A couple of brief thoughts on comics writer Grant Morrison‘s debut book, Supergods, and his recent interview in Wired magazine. The book “probes superhero myths” from a decidedly new slant. Whereas superheroes have traditionally been cast in a monotheistic worldview, inhabited by ultimate Good and Evil, some even representative of Christ-figures, Morrison envisions new gods to “fill the gap in a secular culture.”
EXCERPT: (bold is mine)
Wired.com: One thing I love about the Supergods thesis is that, by accepting these heroes as our new superhuman ideals, we’re pulling away from monotheism and perhaps even, through superheroes, upgrading the more realistic pantheism of antiquity.
Morrison: Yeah, I think it’s natural to get away from that, because monotheism came from a specific region in the desert, from a bunch of cultures who discovered written language around the same time. And really, in monotheistic culture, the book is the god. The actual text, whether that’s the Bible, Koran or whatever, inserts its instructions and commands into your brain like a programming code. And that was an interesting way of looking at the world, where a singular force was in charge. But pantheism is more like real life. We don’t have to believe these things actually exist, and I don’t think sophisticated people ever have, now or in the past.
Who would have thought that comic books could be a tool for helping the unsophisticated masses migrate away from monotheism? Apparently, Morrison does.
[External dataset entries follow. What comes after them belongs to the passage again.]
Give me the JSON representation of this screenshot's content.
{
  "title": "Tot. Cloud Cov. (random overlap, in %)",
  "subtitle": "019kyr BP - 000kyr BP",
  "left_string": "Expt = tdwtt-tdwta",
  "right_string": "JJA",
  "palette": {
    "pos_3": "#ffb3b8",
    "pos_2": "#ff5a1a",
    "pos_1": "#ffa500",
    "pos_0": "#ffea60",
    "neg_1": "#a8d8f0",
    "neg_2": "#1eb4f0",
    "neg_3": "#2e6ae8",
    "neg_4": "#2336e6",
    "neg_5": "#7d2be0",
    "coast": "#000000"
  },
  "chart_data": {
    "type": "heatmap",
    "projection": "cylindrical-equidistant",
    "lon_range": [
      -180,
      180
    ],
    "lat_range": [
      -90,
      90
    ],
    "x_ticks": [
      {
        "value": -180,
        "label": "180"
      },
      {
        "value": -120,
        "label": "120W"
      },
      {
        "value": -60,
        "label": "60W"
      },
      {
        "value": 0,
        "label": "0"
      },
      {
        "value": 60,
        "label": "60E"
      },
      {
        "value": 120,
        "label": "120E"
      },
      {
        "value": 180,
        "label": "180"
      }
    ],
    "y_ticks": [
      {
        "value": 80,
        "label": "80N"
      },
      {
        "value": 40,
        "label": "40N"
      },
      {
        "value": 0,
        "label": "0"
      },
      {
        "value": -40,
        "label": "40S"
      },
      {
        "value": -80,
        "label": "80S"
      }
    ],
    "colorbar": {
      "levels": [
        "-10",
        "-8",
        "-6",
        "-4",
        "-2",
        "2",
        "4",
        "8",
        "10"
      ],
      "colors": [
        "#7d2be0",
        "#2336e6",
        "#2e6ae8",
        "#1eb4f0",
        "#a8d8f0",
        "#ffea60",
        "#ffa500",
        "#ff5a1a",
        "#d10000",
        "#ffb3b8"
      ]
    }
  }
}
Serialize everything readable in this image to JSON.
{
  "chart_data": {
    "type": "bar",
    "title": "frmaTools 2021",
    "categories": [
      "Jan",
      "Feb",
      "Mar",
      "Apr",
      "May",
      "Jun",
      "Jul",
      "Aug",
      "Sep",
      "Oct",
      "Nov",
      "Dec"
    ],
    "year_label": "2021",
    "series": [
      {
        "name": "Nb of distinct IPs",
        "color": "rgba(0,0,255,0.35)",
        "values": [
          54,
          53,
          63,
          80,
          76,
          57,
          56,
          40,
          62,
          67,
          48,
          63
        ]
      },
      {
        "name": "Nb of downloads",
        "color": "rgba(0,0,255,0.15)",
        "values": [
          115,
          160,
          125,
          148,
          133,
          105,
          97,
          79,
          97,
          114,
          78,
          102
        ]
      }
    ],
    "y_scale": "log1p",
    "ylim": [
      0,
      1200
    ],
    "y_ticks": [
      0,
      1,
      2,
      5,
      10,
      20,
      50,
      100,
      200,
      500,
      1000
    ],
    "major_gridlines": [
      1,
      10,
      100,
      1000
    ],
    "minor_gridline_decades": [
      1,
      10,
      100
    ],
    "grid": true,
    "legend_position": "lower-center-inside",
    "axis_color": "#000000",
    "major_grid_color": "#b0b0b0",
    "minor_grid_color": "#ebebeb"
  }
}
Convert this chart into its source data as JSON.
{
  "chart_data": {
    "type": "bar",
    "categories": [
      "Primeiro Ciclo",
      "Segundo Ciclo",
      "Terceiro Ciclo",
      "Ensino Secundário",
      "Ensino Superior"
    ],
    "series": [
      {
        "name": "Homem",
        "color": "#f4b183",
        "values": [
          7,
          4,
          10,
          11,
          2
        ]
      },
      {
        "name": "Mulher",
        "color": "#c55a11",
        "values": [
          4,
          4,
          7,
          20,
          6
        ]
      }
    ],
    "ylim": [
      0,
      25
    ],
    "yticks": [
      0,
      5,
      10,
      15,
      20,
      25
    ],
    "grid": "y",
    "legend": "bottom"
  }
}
Morrison: …We need to re-enchant the world, which is what magic is all about. It’s easy to forget the wonder that we live in, and I think it’s important to remind people of that, and stoke their interest in the world around them.
And what better way than for a new mythology (pantheism), to replace the old mythology (monotheism).
From there, the interview tumbles into discussion about “our alarming consumption and waste of our planet’s resources.” Which seems only natural for one who believes we are gods / God, inseparably part of Earth’s essence.
Anyway, I had a couple of quick questions / observations after reading this interview, which I’ll pass along for your consideration.
First, Is there any question that pop culture powerfully shapes worldview? In light of another recent public massacre (the Sandy Hook school shooting), we are once again debating how much pop culture (in this case, violent films and video games) actually influences and shapes people. I’ve never understood how someone could object to that premise. Pop culture — TV, news reportage, films, music, etc., etc. — seeps into our being. Here you have an influential comic book creator not only interjecting a specific worldview into his stories, but doing so “to re-enchant the world” and lead us out of our religious ignorance. Any more questions about the power of pop culture?
Second, Where are the complaints about fiction / art being used as a tool for religious propaganda? Morrison’s intent seems openly religious: to re-introduce and indoctrinate a new religious worldview. Christians are regularly whacked for writing stories that seek to employ and sell a specific worldview. So how is Morrison’s intent any different?
Third, Why is pantheism considered a more sophisticated view? If everything is God, as pantheism suggests, in the end, the Impartial, Impersonal Force that is US, shouldn’t give a rip about whether I am a monotheist or not. It simply doesn’t matter. I am he, as you are he, as you are me, as we are all together. How’s THAT for sophistication?
Anyway, there’s a few quick thoughts. Do any of them have any validity?